It has been 14 hours since the news broke that the ObamaCare mandate was held unconstitutional; at least that was the initial report. Unfortunately, the report was amended that the ObamaCare mandate was upheld 5-4 on the basis that the mandate was a tax. What was most shocking was the deciding vote was cast by Chief Justice John Roberts. There has been reasonable speculation Roberts was actually siding with Scalia’s opinion but changed his conclusion at the last moment. This allowed folks to wonder whether he was bullied by Obama or merely did not want to confront Obama and the Democrats. What ever the reason, Roberts exemplified judicial cowardice.

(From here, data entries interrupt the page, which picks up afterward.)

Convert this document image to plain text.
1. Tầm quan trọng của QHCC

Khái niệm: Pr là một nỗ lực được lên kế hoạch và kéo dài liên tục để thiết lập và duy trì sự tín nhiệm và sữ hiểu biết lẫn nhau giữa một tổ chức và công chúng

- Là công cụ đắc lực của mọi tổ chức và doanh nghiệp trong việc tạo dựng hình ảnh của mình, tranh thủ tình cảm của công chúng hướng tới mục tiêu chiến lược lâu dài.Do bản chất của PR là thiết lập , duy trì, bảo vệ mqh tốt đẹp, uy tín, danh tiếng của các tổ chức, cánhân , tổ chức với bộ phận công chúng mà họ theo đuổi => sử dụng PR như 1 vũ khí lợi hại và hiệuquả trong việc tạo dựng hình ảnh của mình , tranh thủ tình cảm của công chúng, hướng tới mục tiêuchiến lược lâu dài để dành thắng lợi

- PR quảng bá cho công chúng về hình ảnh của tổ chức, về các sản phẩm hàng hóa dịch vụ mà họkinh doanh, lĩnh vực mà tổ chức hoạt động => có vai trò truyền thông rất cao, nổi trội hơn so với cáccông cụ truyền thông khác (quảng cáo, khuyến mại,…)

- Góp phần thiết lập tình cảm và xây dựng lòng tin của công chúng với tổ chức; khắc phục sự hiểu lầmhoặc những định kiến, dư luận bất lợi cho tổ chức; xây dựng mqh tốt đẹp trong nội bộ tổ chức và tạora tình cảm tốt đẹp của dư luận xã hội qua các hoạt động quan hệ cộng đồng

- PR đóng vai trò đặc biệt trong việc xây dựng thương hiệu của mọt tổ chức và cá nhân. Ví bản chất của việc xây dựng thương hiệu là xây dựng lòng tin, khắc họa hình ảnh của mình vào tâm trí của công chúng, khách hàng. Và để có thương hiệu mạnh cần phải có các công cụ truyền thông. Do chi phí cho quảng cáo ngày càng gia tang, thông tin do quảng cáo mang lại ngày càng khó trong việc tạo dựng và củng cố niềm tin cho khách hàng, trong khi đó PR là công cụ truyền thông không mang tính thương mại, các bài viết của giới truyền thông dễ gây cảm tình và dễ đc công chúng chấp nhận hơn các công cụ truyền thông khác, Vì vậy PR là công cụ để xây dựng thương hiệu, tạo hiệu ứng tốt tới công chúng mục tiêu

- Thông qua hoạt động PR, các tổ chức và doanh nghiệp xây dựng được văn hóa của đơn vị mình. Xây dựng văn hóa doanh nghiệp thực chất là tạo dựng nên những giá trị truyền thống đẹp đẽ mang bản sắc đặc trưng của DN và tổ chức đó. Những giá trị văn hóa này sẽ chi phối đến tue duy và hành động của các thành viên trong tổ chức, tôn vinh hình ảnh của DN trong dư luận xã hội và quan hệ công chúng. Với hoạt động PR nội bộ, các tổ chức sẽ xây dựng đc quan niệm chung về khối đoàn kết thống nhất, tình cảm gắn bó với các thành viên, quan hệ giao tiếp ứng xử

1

The apologetics, concerning Roberts’ decision, from the Left and the Right has been an assortment of wishful thinking and delusion. Glenn Reynolds compared Roberts to Chief Justice John Marshall in the Marbury case. Reynolds does point out that Senate rules do not allow a filibuster when the bill under consideration has to do with imposing or repealing a tax. Thus, if the GOP take the Senate and the presidency, they will not need 60 votes to repeal the individual mandate. Ezra Klein, of Journalist fame, praises Roberts for putting himself above partisan reproach. It is funny how such praise emanates from the political left when they get their way. Roberts will likely earn a “Profiles in Courage” award from the Kennedy family.
What Roberts and his apologetics missed is the version of ObamaCare that became law originated in the Senate. Article 1, section 7, clause 1 of the Constitution stipulates that all tax bills must originate in the House.
Some will continue to believe that such an omission was unintentional. I submit such omissions are intentional. After all, the Supreme Court decided in favor of McCain-Feingold in spite of the explicit language in the First Amendment which states: “Congress shall make no law …” . The same Supreme Court that can find rights of life and liberty for everyone but the unborn.
Some people will continue to look for silver linings in this decision. The end result is this decision allows Congress to tax inactivity. There are no limits now to what Congress may tax.
The Supreme Court, which used to be the buffer between a zealous Congress, an ambitious President, and the American people, has lost any sense of independence; something every American lost with this opinion.